色々な木々の影をものともしない、大樹の絵。
それでも、たった一本立っているわけではない、その木。
空や海以外の三谷の絵は、俺の好きな青ではないのに、ずっと眺めていたい絵だった。
タイトルは、ない。
文化祭の美術部の展示。
製作中もずっと見ていたのだけれど、飽きもせず眺める。
「そんなに好きですか?あげましょうか?」
枠はあげられませんけど、布なら、簡単ですよと言った三谷に、俺は頷く。
三谷の青が好きなのだと思っていた。
三谷の作り出す空気が好きなのだと思っていた。
…三谷の、絵が好きなのだと気がついた。
「三谷はすぐあげるとかいうー。

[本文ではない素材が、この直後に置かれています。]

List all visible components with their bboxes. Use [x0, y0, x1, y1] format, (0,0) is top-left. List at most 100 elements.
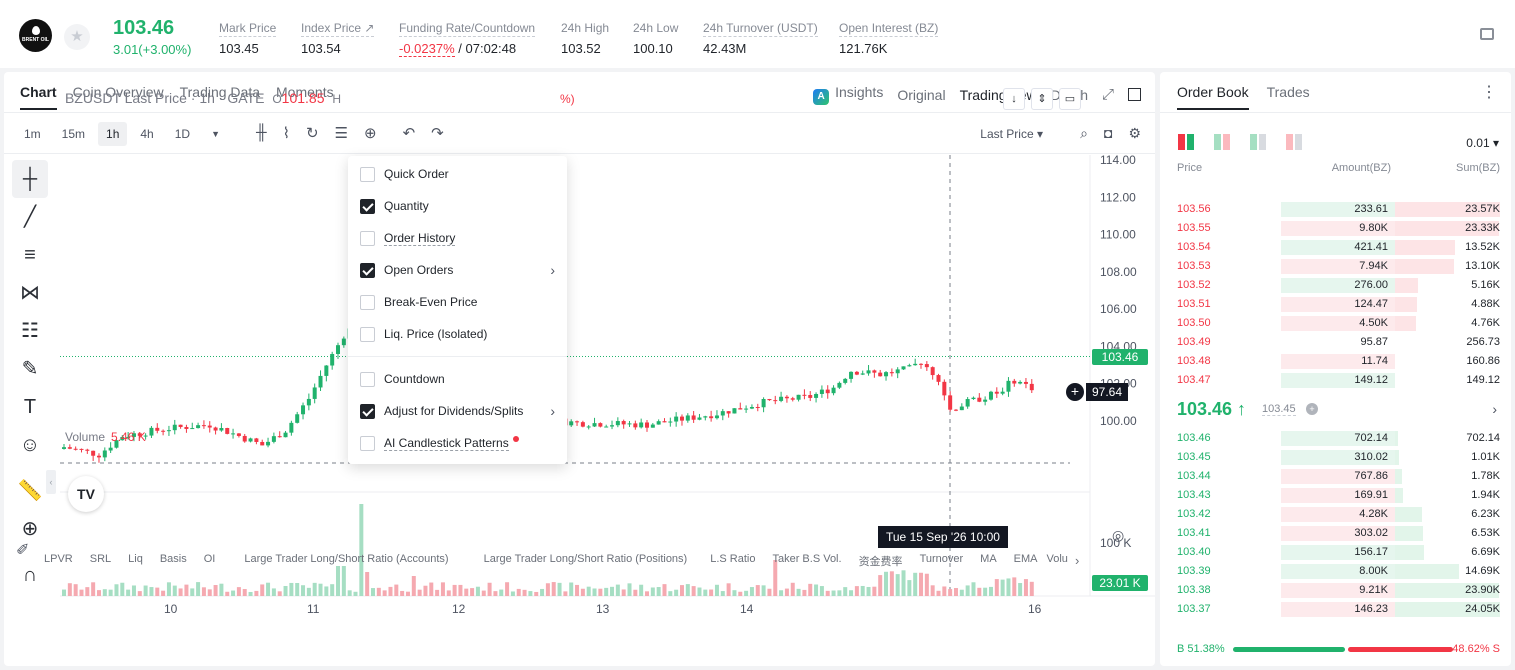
checkbox[interactable] — [360, 198, 375, 214]
indicator-item[interactable]: EMA — [1013, 553, 1038, 565]
candle-type-icon[interactable]: ╫ — [256, 124, 267, 141]
ask-row[interactable]: 103.47 149.12 149.12 — [1177, 372, 1500, 389]
indicators-icon[interactable]: ⌇ — [282, 125, 290, 142]
dropdown-option[interactable]: Adjust for Dividends/Splits › — [360, 401, 555, 421]
indicator-item[interactable]: Basis — [159, 553, 187, 565]
add-alert-icon[interactable]: + — [1066, 383, 1084, 401]
bid-row[interactable]: 103.39 8.00K 14.69K — [1177, 563, 1500, 580]
indicator-item[interactable]: Volu — [1046, 553, 1068, 565]
price-type-select[interactable]: Last Price ▾ — [980, 127, 1043, 141]
indicator-item[interactable]: MA — [980, 553, 997, 565]
undo-icon[interactable]: ↶ — [402, 125, 416, 142]
tab-order-book[interactable]: Order Book — [1177, 84, 1249, 110]
indicator-item[interactable]: SRL — [89, 553, 112, 565]
tab-original[interactable]: Original — [897, 86, 946, 103]
fib-icon[interactable]: ☷ — [21, 320, 39, 342]
bid-row[interactable]: 103.38 9.21K 23.90K — [1177, 582, 1500, 599]
ask-row[interactable]: 103.51 124.47 4.88K — [1177, 296, 1500, 313]
ask-row[interactable]: 103.54 421.41 13.52K — [1177, 239, 1500, 256]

書記様も頷いちゃダメですよ!それ、美術展にも出すんですからね!」
三谷は、学園の玄関に飾る絵を描くほど、絵がうまい。
三谷本人は罰としてと言っていたが、それだけではないのは確かだ。
「いやでもねー、美術展には美術展用にかいてるじゃん、あの紫の絵」
「…あのなぁ…」
説教をしている三谷の友人らしい美術部員の話を三谷といっしょになって聞きながら、ごまかすように笑う三谷に首を傾げる。
「大学、美術?」
「んー芸大いくかどうかはなー…つか、もう、おそいっしょ、今からやってたんじゃ」
「遅いかもしれんがやれ!とにかくかけ!」
「えー…」
三谷の友人の話では、三谷は絵をずっと描いているけれど、その絵をどこかに出そうとか、見せようとか、仕事にしようとかそういうものがないらしい。
「大学、行く、絵多くなる」
「……えーと。絵をかく機会?時間?」
三谷が俺の足りない言葉に足してくれた言葉に頷く。